Output 64.3.6: Parameter Estimates at Convergence
Parameter Estimates | |||||||||
---|---|---|---|---|---|---|---|---|---|
Parameter | Estimate | Standard Error | DF | t Value | Pr > |t| | Alpha | Lower | Upper | Gradient |
b0 | -0.6364 | 0.1342 | 285 | -4.74 | <.0001 | 0.05 | -0.9006 | -0.3722 | 0.00047 |
b1 | 0.6007 | 0.1770 | 285 | 3.39 | 0.0008 | 0.05 | 0.2523 | 0.9491 | 0.000265 |
b2 | 0.6015 | 0.1582 | 285 | 3.80 | 0.0002 | 0.05 | 0.2900 | 0.9129 | 0.00008 |
b3 | -1.4817 | 0.2385 | 285 | -6.21 | <.0001 | 0.05 | -1.9512 | -1.0122 | 0.000102 |
sd | 0.6599 | 0.1312 | 285 | 5.03 | <.0001 | 0.05 | 0.4017 | 0.9181 | -0.00009 |
i1 | 1.7450 | 0.1474 | 285 | 11.84 | <.0001 | 0.05 | 1.4548 | 2.0352 | 0.000202 |
i2 | 0.5985 | 0.1427 | 285 | 4.19 | <.0001 | 0.05 | 0.3177 | 0.8794 | 0.000087 |
The “Parameter Estimates” table indicates significance of all the parameters (Output 64.3.6).

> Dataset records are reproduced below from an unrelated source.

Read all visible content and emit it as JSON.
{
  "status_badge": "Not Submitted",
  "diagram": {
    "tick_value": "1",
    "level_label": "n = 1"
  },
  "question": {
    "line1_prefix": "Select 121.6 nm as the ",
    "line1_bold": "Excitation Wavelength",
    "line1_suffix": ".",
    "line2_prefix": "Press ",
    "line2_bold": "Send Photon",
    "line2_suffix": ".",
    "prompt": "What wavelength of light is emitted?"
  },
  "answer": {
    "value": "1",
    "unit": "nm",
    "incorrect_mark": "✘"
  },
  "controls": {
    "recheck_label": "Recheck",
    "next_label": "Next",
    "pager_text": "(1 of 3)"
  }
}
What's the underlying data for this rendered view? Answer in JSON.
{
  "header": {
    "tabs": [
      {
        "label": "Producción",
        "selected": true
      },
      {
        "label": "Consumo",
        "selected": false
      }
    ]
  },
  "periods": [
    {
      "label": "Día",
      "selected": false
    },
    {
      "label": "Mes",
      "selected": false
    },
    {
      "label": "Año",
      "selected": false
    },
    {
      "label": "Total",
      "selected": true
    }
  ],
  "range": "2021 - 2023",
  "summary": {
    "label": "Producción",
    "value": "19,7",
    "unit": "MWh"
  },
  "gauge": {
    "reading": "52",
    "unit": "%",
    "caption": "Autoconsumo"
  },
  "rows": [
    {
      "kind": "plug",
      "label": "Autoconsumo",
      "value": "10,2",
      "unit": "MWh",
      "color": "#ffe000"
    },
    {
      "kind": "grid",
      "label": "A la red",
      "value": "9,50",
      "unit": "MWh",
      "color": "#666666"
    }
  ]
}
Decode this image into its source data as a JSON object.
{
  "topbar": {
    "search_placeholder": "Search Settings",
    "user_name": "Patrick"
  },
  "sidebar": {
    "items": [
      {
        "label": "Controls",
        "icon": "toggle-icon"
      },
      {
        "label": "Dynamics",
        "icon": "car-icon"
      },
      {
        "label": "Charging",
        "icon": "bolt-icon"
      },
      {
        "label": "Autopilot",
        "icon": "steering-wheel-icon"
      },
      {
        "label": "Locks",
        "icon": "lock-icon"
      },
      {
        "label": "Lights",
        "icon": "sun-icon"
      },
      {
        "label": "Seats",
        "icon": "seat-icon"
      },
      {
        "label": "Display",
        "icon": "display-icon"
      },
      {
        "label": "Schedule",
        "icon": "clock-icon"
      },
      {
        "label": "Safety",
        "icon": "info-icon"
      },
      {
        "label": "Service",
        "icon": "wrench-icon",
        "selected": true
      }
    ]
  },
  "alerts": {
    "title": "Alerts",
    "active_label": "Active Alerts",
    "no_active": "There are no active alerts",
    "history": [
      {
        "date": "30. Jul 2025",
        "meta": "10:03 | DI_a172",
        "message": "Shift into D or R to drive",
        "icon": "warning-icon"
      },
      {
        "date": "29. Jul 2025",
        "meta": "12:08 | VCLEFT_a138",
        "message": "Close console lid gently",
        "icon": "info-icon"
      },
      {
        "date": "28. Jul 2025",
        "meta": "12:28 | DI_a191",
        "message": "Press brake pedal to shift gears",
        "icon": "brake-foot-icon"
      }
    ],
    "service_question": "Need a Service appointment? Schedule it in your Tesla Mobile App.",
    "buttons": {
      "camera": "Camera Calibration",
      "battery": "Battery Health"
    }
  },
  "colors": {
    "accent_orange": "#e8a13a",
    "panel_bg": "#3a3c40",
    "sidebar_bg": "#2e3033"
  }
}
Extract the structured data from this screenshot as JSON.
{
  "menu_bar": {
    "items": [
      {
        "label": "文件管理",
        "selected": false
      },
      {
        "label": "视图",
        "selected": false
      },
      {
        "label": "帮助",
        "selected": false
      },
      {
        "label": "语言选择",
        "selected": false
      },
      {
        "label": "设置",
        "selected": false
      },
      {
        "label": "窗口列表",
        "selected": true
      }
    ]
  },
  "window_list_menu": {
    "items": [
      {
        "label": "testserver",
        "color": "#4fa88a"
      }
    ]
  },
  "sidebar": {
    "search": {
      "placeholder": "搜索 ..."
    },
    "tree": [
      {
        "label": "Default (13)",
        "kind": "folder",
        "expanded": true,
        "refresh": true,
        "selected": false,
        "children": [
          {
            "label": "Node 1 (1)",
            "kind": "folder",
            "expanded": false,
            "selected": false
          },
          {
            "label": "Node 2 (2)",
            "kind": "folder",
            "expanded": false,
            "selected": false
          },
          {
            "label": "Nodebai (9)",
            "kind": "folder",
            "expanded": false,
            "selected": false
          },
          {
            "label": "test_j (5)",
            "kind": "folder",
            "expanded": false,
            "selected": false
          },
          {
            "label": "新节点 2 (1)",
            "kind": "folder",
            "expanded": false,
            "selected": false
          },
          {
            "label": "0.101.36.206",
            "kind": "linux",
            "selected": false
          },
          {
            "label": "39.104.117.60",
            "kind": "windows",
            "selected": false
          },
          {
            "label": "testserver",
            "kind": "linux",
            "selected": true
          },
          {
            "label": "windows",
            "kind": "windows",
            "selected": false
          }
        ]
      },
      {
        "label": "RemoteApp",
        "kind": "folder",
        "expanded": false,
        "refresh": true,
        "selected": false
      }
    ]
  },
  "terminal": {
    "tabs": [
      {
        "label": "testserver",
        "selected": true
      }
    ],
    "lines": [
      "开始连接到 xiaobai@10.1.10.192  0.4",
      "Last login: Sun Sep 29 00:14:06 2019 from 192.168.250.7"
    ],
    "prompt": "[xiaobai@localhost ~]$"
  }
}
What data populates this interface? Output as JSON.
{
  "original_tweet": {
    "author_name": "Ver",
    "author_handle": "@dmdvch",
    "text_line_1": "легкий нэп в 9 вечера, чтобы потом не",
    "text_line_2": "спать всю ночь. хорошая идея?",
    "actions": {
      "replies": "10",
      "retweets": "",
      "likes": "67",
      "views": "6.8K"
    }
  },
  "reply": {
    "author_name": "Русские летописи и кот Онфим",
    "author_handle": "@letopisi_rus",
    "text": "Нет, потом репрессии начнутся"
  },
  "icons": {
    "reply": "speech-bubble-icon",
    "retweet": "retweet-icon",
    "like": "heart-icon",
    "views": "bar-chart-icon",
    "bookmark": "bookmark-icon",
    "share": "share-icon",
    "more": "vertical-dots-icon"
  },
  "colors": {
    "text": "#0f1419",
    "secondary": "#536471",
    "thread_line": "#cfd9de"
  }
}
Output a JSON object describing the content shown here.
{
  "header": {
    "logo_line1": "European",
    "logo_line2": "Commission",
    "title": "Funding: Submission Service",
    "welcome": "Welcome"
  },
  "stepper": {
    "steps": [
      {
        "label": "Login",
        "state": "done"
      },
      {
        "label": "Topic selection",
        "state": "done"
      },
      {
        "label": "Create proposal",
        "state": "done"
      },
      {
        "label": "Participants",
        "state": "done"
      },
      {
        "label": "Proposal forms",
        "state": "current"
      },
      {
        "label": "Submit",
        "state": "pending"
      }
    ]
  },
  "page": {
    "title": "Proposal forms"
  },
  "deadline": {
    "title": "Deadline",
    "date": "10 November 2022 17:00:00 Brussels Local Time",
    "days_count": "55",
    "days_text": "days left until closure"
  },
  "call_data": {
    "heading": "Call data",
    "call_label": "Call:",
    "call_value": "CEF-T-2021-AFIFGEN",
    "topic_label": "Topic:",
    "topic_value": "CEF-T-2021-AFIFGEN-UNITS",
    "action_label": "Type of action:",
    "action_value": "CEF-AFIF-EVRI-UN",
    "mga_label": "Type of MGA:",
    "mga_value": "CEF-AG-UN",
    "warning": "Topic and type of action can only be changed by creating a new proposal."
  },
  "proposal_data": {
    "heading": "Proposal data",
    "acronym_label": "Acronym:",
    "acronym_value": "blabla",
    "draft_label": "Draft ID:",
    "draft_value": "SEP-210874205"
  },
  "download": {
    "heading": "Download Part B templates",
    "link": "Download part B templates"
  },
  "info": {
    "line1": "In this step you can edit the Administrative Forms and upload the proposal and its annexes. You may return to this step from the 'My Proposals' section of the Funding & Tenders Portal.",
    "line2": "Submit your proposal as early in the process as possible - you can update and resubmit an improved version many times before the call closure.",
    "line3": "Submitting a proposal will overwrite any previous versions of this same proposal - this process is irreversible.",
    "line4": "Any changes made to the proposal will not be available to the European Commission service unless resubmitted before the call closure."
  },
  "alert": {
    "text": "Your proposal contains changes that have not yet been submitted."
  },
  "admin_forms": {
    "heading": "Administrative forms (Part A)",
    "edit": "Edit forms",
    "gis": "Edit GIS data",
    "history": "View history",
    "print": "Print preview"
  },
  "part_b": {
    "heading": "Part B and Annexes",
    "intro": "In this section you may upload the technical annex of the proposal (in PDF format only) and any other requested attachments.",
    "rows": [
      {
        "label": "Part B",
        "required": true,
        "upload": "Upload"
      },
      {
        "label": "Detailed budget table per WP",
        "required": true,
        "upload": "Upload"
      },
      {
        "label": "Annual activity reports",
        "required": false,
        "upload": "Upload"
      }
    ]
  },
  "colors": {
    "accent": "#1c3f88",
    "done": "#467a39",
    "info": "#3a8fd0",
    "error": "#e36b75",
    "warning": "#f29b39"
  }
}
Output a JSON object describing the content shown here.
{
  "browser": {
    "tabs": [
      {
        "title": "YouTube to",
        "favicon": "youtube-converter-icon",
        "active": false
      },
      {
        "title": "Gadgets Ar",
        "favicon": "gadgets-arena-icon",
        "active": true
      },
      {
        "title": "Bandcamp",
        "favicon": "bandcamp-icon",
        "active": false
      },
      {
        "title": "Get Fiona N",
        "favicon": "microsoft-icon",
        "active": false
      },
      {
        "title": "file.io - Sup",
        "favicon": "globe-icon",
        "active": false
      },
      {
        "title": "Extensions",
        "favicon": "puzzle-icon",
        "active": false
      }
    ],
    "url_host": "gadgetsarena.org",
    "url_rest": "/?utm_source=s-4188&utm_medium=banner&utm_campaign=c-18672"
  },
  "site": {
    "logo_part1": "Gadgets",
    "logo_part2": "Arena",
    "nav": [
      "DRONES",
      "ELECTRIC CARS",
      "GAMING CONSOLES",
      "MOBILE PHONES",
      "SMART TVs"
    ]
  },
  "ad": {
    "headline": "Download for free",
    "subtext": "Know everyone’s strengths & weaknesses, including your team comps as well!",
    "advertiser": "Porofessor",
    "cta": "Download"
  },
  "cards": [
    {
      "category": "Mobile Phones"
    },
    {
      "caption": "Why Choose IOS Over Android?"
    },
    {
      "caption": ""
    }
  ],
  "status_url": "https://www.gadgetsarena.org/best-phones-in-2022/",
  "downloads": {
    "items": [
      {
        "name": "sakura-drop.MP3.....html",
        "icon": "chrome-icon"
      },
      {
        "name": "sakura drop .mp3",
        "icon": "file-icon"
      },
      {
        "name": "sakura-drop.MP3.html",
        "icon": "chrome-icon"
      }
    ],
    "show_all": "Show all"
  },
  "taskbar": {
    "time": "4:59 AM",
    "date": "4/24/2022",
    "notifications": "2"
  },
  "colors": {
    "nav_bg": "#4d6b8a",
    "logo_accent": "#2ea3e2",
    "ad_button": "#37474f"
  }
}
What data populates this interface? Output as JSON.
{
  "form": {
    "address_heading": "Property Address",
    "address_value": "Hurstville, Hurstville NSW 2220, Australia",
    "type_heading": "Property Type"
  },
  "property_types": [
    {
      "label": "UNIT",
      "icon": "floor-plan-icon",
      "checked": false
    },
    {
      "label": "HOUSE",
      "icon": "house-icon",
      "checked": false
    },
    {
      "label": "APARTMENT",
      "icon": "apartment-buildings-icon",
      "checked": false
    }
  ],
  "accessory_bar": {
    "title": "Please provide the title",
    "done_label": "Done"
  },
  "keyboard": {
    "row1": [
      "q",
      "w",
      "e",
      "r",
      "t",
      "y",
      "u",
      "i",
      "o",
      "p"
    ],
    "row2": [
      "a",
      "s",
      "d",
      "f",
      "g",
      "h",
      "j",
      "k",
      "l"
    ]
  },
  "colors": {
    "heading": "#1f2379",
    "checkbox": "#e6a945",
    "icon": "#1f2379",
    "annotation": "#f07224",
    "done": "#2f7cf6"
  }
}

Output 64.3.7: Threshold and Intraclass Correlation Estimates
Additional Estimates | ||||||||
---|---|---|---|---|---|---|---|---|
Label | Estimate | Standard Error | DF | t Value | Pr > |t| | Alpha | Lower | Upper |
thresh2 | 1.7450 | 0.1474 | 285 | 11.84 | <.0001 | 0.05 | 1.4548 | 2.0352 |
thresh3 | 2.3435 | 0.2073 | 285 | 11.31 | <.0001 | 0.05 | 1.9355 | 2.7515 |
icc | 0.3034 | 0.08402 | 285 | 3.61 | 0.0004 | 0.05 | 0.1380 | 0.4687 |
The “Additional Estimates” table displays results from the ESTIMATE statements (Output 64.3.7).